Scientific classification
- Kingdom: Animalia
- Phylum: Chordata
- Class: Actinopterygii
- Order: Anabantiformes
- Family: Osphronemidae
- Genus: Trichogaster
- Species: T. labiosa
- Binomial name: Trichogaster labiosa F. Day, 1877
- Synonyms: Colisa labiosa (F. Day, 1877); Colisa labiosus (F. Day, 1877);

= Thick-lipped gourami =

- Authority: F. Day, 1877
- Conservation status: LC
- Synonyms: Colisa labiosa (F. Day, 1877), Colisa labiosus (F. Day, 1877)

Species of fish

The thick-lipped gourami (Trichogaster labiosa) is a species of gourami native to Southeast Asia, and is a popular aquarium fish.

==Description==
Thick-lipped gouramis can reach a length of 9 cm TL. They are sexually dimorphic, with the female being silvery, but the male marked with oblique thin red and blue stripes along its flanks. The male also has pointed tips in its dorsal fin.

==Distribution==
This fish is a freshwater species native to south Myanmar. It has also been introduced into Colombia.

==Reproduction==
Like most other gouramis, the thick-lipped gourami builds a bubble nest into which the eggs are placed. The male guards the eggs but ignores the fry.

==In the aquarium==
The thick-lipped gourami has been widely transported around the world for the aquarium fish industry. It is a generally peaceful fish for a tropical community aquarium. Like other Trichogaster species, it tends to be a bit shy and hides under plant life when it feels threatened. It is kept in water that ranges from 22 to 28 C and that is soft (50 mg/L) and acidic (pH 6.0 - 6.5). It eats a variety of foods including flake foods, bloodworms, and brine shrimp. Aquarists avoid keeping it with barbs or other fin-nippers who may damage their thread-like ventral fins.
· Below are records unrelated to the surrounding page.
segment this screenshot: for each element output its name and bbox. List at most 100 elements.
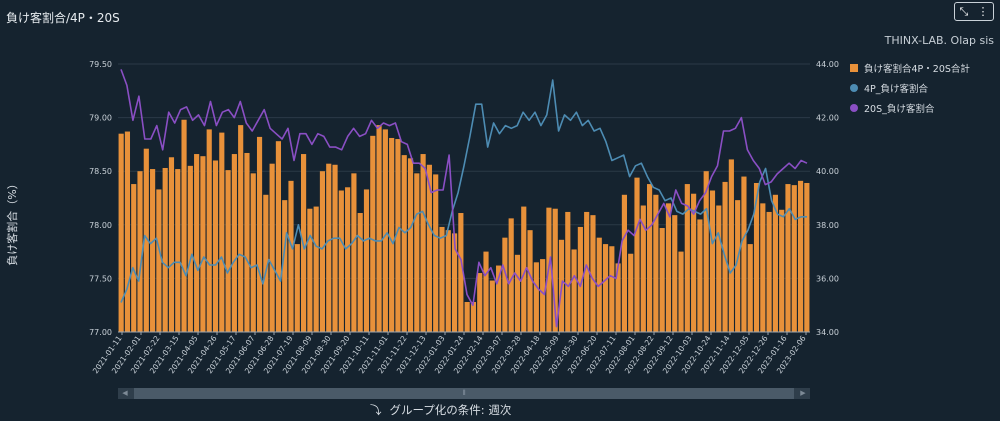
bar[interactable] [521,206,527,332]
bar[interactable] [137,171,143,332]
bar[interactable] [414,173,420,332]
bar[interactable] [508,218,514,332]
bar[interactable] [691,193,697,332]
bar[interactable] [584,211,590,332]
scroll-right-arrow-icon[interactable]: ▶ [800,389,806,397]
bar[interactable] [458,213,464,332]
bar[interactable] [791,185,797,332]
bar[interactable] [307,208,313,332]
bar[interactable] [256,136,263,332]
bar[interactable] [634,177,640,332]
bar[interactable] [445,230,451,332]
legend-item-20s[interactable]: 20S_負け客割合 [850,98,970,118]
bar[interactable] [332,164,338,332]
bar[interactable] [621,194,627,332]
bar[interactable] [703,171,709,332]
bar[interactable] [244,152,250,332]
bar[interactable] [231,154,237,332]
bar[interactable] [407,158,414,332]
bar[interactable] [647,184,653,332]
scroll-thumb[interactable]: ⦀ [134,388,794,399]
bar[interactable] [678,251,684,332]
bar[interactable] [168,157,175,332]
bar[interactable] [628,253,634,332]
bar[interactable] [118,133,124,332]
bar[interactable] [219,132,225,332]
bar[interactable] [502,237,508,332]
bar[interactable] [483,251,489,332]
bar[interactable] [263,194,269,332]
bar[interactable] [124,131,131,332]
bar[interactable] [150,169,156,332]
bar[interactable] [345,187,351,332]
bar[interactable] [772,194,778,332]
bar[interactable] [181,119,187,332]
bar[interactable] [143,148,149,332]
bar[interactable] [370,135,376,332]
bar[interactable] [326,163,332,332]
bar[interactable] [451,233,458,332]
bar[interactable] [577,226,583,332]
bar[interactable] [779,209,785,332]
legend-item-4p[interactable]: 4P_負け客割合 [850,78,970,98]
group-by-control[interactable]: ⤵ グループ化の条件: 週次 [370,402,511,418]
bar[interactable] [489,280,495,332]
bar[interactable] [206,129,212,332]
bar[interactable] [363,189,370,332]
bar[interactable] [162,167,168,332]
bar[interactable] [785,184,791,332]
bar[interactable] [496,265,502,332]
scroll-left-arrow-icon[interactable]: ◀ [122,389,128,397]
bar[interactable] [709,190,716,332]
bar[interactable] [659,228,665,332]
bar[interactable] [640,205,646,332]
bar[interactable] [225,170,231,332]
bar[interactable] [804,182,810,332]
bar[interactable] [420,154,426,332]
bar[interactable] [672,215,678,332]
bar[interactable] [187,165,193,332]
bar[interactable] [609,246,615,332]
bar[interactable] [238,125,244,332]
bar[interactable] [376,125,382,332]
bar[interactable] [175,169,181,332]
bar[interactable] [728,159,734,332]
bar[interactable] [684,184,690,332]
bar[interactable] [288,180,294,332]
bar[interactable] [477,273,483,332]
bar[interactable] [433,174,439,332]
bar[interactable] [527,230,533,332]
bar[interactable] [319,171,326,332]
bar[interactable] [470,301,477,332]
bar[interactable] [357,213,363,332]
bar[interactable] [338,190,344,332]
bar[interactable] [716,205,722,332]
bar[interactable] [156,189,162,332]
bar[interactable] [797,180,804,332]
bar[interactable] [753,182,760,332]
bar[interactable] [282,200,288,332]
bar[interactable] [760,203,766,332]
bar[interactable] [389,137,395,332]
bar[interactable] [200,156,206,332]
more-options-icon[interactable]: ⋮ [977,5,989,18]
bar[interactable] [552,208,558,332]
bar[interactable] [590,215,596,332]
bar[interactable] [665,203,672,332]
bar[interactable] [426,164,432,332]
bar[interactable] [747,244,753,332]
legend-item-total[interactable]: 負け客割合4P・20S合計 [850,58,970,78]
bar[interactable] [464,301,470,332]
bar[interactable] [735,200,741,332]
bar[interactable] [395,139,401,332]
bar[interactable] [275,141,281,332]
bar[interactable] [269,163,275,332]
bar[interactable] [294,244,300,332]
bar[interactable] [351,173,357,332]
bar[interactable] [540,259,546,332]
bar[interactable] [615,263,621,332]
bar[interactable] [382,129,388,332]
bar[interactable] [766,211,772,332]
bar[interactable] [571,249,577,332]
line-4p[interactable] [120,79,807,303]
T. labiosa are known to breed well. The male builds bubble nests and is not as likely as other species to bully the female if the female is not yet ready to spawn. It has been reported that the bubble nest continues to grow even after the eggs have been laid. Aquarists advise that filtration in the tank be gentle so as not to damage the bubble-nest.

The thick-lipped gourami has been deliberately crossbred with the banded gourami and the dwarf gourami to produce hybrids with new color patterns; these colors include gold, red, and green.